Common Variations and Edge Cases

Tighter bot control often increases friction, requiring organisations to balance fraud reduction against conversion loss and support overhead. That tradeoff is especially visible in retail, travel, and account recovery flows where genuine users may look machine-like during peak events. Best practice is evolving, but there is no universal standard for this yet: the right threshold depends on the transaction value, abuse history, and tolerance for false positives.

Some bots are not trying to break in at all. They are testing promo abuse, scraping price data, validating stolen cards, or mapping which endpoints expose the weakest controls. In those cases, blocking only login failures misses the real objective. Teams should also separate consumer-facing abuse from internal automation risk, because privileged service accounts, CI/CD tokens, and API keys can create fraud-like loss paths even when no customer account is directly attacked. NHI Mgmt Group’s Ultimate Guide to NHIs is useful here because it ties lifecycle and visibility to practical defence decisions.

Where organisations struggle most is when bot traffic blends into normal API usage, affiliate activity, or mobile app automation. In those environments, broad blocks can be ineffective unless they are paired with policy that distinguishes trusted workloads from unknown automation.

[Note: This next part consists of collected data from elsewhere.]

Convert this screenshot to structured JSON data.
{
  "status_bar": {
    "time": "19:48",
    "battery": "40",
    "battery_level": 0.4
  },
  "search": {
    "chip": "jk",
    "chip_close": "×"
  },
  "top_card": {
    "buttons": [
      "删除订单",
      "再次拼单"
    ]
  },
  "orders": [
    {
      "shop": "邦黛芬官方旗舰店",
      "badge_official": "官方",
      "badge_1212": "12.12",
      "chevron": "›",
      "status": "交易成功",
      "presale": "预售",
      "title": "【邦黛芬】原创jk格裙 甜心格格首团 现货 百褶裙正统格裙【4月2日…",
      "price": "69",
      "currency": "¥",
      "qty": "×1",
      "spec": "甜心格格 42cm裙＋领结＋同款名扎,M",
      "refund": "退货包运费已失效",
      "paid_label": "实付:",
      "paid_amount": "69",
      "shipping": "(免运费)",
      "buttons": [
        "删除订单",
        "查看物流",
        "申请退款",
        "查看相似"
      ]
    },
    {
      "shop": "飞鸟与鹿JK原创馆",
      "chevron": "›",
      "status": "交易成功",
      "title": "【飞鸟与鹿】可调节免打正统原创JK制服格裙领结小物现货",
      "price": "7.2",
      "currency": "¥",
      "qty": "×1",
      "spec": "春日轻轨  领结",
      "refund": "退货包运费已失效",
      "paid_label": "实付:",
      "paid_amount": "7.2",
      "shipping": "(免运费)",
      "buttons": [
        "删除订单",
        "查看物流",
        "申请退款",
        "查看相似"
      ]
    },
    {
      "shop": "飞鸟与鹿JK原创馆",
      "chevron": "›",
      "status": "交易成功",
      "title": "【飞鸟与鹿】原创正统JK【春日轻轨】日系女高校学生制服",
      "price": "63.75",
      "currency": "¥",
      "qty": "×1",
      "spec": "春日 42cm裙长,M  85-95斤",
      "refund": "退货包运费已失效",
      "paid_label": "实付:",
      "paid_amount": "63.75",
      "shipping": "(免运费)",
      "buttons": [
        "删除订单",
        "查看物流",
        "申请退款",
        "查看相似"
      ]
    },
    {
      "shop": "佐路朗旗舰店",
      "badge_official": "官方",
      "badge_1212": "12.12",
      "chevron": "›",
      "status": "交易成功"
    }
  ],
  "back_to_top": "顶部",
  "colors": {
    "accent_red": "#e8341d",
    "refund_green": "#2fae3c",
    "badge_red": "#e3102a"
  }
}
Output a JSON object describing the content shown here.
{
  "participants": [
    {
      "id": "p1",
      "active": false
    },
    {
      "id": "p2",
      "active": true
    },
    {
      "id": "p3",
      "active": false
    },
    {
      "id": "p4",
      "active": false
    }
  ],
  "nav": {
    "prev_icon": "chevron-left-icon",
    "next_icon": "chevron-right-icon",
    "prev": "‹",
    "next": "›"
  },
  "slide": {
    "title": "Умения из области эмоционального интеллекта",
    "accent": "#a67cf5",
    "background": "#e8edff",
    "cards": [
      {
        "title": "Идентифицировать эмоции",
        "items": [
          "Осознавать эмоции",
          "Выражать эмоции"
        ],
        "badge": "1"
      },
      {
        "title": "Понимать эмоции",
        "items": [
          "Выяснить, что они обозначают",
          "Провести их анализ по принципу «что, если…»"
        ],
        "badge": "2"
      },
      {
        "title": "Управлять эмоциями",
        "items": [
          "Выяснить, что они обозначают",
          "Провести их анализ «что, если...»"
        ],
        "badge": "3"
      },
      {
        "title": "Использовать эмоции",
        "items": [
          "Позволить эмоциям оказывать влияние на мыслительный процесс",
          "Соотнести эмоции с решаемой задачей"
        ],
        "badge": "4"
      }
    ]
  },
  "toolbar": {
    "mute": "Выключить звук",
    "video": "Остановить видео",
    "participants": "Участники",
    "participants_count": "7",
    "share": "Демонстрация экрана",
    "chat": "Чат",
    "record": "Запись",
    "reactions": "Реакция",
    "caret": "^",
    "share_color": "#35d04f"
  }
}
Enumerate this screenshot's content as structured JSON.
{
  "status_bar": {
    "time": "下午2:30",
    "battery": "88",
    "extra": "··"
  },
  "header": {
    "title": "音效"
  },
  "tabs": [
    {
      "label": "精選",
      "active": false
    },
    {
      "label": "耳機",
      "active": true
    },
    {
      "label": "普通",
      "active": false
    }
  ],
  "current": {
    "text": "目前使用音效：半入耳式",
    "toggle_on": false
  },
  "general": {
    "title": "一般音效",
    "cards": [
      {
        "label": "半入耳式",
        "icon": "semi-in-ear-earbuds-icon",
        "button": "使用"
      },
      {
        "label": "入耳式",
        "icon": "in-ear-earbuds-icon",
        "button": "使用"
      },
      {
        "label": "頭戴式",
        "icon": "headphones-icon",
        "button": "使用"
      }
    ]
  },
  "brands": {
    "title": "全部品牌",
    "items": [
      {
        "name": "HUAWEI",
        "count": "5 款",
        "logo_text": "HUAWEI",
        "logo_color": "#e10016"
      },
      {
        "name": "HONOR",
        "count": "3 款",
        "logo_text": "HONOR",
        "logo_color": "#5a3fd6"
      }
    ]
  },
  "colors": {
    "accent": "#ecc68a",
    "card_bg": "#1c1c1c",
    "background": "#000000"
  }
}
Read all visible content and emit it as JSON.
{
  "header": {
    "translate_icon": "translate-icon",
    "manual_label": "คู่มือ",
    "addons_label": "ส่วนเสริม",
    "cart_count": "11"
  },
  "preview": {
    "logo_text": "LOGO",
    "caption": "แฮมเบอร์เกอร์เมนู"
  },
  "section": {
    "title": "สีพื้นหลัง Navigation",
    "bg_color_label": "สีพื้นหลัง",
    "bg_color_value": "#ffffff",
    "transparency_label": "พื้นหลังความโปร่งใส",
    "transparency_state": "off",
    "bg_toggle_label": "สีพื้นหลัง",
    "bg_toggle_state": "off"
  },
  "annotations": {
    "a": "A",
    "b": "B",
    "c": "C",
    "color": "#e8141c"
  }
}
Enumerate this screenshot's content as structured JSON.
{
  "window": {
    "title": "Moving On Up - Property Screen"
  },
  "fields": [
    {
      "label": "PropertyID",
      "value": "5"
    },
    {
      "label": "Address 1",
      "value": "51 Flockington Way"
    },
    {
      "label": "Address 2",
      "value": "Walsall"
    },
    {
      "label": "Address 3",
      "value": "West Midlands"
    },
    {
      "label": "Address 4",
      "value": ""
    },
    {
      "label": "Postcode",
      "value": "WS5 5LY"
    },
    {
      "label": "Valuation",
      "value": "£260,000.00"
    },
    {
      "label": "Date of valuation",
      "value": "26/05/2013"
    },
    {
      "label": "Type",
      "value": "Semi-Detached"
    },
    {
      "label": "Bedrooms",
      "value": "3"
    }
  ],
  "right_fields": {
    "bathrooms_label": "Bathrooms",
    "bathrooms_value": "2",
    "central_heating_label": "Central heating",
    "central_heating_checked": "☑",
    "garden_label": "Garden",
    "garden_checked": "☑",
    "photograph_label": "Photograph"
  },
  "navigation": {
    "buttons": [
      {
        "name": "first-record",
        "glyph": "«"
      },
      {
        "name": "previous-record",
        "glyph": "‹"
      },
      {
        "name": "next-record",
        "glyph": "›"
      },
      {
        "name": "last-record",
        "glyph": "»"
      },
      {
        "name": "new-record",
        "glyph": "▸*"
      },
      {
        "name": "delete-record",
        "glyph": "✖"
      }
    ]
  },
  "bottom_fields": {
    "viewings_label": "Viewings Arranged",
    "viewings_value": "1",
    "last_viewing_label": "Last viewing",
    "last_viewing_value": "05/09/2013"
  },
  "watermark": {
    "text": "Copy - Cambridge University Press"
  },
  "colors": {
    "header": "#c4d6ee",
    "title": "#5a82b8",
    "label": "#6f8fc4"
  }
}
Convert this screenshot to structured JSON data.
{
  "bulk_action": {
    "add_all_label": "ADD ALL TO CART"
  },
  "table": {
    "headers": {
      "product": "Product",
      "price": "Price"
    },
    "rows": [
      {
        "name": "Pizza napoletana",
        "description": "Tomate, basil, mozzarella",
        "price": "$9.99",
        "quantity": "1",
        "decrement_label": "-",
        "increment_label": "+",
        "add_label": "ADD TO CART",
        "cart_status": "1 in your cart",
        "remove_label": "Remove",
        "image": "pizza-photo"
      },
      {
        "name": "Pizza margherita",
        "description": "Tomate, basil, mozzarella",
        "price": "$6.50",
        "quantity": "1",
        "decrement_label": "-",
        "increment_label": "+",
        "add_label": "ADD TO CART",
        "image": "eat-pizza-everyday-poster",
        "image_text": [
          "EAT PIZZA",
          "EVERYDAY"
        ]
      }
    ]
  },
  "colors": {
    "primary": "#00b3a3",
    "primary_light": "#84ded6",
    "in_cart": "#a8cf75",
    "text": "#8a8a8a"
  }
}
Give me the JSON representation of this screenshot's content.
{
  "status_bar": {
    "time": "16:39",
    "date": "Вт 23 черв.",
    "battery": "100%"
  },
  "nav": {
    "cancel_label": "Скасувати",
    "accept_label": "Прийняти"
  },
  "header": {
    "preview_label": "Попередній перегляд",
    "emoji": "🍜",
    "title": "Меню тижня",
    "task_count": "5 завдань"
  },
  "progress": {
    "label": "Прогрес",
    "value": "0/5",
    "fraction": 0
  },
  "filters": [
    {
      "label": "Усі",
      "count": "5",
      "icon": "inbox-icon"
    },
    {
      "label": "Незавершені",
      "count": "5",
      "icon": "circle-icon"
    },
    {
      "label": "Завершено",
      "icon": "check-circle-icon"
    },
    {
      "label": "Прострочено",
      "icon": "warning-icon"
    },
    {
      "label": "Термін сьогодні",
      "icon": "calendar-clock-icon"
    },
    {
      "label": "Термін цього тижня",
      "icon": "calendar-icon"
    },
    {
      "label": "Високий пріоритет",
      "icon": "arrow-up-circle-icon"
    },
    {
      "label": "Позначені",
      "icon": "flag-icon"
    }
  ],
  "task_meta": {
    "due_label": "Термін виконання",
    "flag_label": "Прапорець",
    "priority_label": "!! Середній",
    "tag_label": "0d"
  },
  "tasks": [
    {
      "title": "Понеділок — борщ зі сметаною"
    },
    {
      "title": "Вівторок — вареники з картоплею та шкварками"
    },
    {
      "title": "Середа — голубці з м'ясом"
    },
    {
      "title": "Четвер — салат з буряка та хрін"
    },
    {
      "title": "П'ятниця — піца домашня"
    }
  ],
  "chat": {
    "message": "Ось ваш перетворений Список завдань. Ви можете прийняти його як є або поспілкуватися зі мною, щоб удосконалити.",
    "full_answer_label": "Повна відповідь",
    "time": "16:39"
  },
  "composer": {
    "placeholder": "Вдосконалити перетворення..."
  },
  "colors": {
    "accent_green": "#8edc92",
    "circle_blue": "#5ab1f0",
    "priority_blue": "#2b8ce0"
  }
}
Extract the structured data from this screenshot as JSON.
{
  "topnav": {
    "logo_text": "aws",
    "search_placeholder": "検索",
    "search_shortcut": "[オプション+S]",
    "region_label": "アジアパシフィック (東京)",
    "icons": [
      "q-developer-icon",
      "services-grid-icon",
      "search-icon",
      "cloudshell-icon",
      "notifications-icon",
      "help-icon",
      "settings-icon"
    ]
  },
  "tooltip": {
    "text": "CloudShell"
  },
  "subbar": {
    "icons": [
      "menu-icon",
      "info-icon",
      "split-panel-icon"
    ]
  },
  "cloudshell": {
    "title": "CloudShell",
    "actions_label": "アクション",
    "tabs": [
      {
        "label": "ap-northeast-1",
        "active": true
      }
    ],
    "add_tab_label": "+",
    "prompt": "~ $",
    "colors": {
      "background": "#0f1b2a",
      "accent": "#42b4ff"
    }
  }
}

Standards & Framework Alignment

This section maps relevant standards and security frameworks to the operational risks and controls described in this guidance.

OWASP Non-Human Identity Top 10 address the attack and risk surface, while NIST CSF 2.0 and NIST AI RMF set the governance and control requirements practitioners need to meet.

Framework Control / Reference Relevance
NIST CSF 2.0 PR.AC-4 Bot fraud control depends on limiting and reviewing access patterns.
OWASP Non-Human Identity Top 10 NHI-03 Compromised secrets and stale credentials often enable automated fraud.
NIST AI RMF Adaptive bot detection needs governed, context-aware decisioning.

Rotate and revoke non-human credentials quickly, and inventory all API keys and service accounts.